I'm a cosmologist – my professional interests focus far away from the Earth. This might seem an incongruous viewpoint from which to address practical terrestrial issues. But I also believe that our civilisation may be threatened by 21st-century technology. A cosmic perspective sharpens this concern; it strengthens the imperative to cherish what Carl Sagan called our "pale blue dot" in the cosmos.
The stupendous timespans of the evolutionary past are now part of common culture. But many still perceive humanity as some kind of culmination; cosmologists, in contrast, are mindful that still vaster timespans lie ahead.
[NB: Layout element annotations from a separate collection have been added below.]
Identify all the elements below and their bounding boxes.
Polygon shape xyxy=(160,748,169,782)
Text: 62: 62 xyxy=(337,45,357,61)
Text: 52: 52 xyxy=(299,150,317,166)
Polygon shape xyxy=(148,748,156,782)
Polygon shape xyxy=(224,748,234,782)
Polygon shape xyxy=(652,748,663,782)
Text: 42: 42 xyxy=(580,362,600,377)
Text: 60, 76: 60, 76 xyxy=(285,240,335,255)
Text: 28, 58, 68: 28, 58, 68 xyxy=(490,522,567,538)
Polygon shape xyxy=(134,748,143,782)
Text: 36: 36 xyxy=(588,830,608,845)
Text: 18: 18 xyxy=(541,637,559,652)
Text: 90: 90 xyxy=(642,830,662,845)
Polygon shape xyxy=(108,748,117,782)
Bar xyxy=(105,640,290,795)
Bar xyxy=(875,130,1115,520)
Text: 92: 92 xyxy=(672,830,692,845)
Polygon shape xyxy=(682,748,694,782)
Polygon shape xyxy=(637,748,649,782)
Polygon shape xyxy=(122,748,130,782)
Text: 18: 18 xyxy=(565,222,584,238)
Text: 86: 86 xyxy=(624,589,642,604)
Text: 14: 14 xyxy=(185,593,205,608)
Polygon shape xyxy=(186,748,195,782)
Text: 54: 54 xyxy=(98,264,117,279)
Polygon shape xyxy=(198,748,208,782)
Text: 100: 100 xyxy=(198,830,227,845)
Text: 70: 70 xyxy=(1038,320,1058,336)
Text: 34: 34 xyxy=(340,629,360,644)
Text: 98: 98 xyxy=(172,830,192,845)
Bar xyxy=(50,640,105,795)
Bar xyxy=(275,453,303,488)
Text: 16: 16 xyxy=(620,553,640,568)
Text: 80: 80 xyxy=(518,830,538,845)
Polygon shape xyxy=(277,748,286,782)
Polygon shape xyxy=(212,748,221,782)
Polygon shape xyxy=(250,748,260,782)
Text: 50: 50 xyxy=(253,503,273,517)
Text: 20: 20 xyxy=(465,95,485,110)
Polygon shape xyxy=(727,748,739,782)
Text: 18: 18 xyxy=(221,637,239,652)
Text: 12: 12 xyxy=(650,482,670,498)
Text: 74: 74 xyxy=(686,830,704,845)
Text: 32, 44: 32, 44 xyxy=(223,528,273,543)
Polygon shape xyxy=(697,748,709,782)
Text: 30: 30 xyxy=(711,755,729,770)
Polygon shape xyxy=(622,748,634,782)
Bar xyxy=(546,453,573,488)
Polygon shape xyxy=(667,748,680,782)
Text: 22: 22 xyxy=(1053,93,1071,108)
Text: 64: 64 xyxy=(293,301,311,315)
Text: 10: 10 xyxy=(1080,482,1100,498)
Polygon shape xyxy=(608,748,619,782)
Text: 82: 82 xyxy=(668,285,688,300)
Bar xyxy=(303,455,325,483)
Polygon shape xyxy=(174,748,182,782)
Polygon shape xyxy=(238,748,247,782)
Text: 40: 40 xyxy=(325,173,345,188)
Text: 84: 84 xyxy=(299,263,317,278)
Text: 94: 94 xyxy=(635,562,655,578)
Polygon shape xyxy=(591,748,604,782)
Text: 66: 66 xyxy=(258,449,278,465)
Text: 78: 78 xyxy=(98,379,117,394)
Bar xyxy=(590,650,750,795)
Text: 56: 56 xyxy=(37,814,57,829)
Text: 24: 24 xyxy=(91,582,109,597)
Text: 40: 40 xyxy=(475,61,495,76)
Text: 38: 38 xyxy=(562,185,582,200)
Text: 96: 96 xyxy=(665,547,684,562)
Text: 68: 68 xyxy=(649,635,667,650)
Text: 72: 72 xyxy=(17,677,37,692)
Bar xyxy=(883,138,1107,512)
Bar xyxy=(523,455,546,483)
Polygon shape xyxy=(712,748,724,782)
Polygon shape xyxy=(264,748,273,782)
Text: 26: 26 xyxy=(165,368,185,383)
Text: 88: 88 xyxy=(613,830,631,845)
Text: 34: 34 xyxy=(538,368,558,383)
The unfolding of intelligence and complexity could still be near its cosmic beginnings: in far-future aeons even more marvellous biodiversity could emerge. From this perspective, the present century seems the most crucial for Earth's history – it is a century when human choices and actions could ensure the perpetual future of life (which may lie not just on the Earth, but far beyond it); in contrast, through malign intent, or through misadventure, the next few generations could jeopardise life's potential, foreclosing its human and post-human future.
Viewed from deep space, our entire habitat of land, oceans and clouds is revealed as a thin, delicate glaze – its beauty and vulnerability contrasting with the stark and sterile moonscape on which the astronauts left their footprints. During nearly all its 4.5-billion-year history, Earth's appearance has altered very gradually. The only abrupt worldwide changes were triggered by major asteroid impacts or volcanic super-eruptions. Apart from those brief traumas, nothing happened suddenly – the continental land masses drifted; the ice cover waxed and waned; successions of new species emerged, evolved and became extinct.
But in just a tiny sliver of the Earth's history – the last one-millionth part, a few thousand years – the patterns of vegetation altered much faster than before. This signalled the start of agriculture – the imprint on the terrain of a population of humans, empowered by tools. The pace of change accelerated as human populations rose. Quite different transformations were then manifest; and these were even more abrupt. Within 50 years – little more than one-hundredth-of-a-millionth of the Earth's age – the amount of carbon dioxide in the atmosphere, which over most of Earth's history had been slowly falling, began to rise anomalously fast. The planet became an intense emitter of radio waves (the total output from all television, cellphone and radar transmissions.) And something else happened, unprecedented in Earth's history: metallic objects – albeit very small ones, a few tonnes at most – left the planet's surface and escaped the biosphere completely. Some were propelled into orbits around the Earth; some journeyed to the Moon and planets; a few even followed a trajectory that would take them deep into interstellar space, leaving the solar system for ever.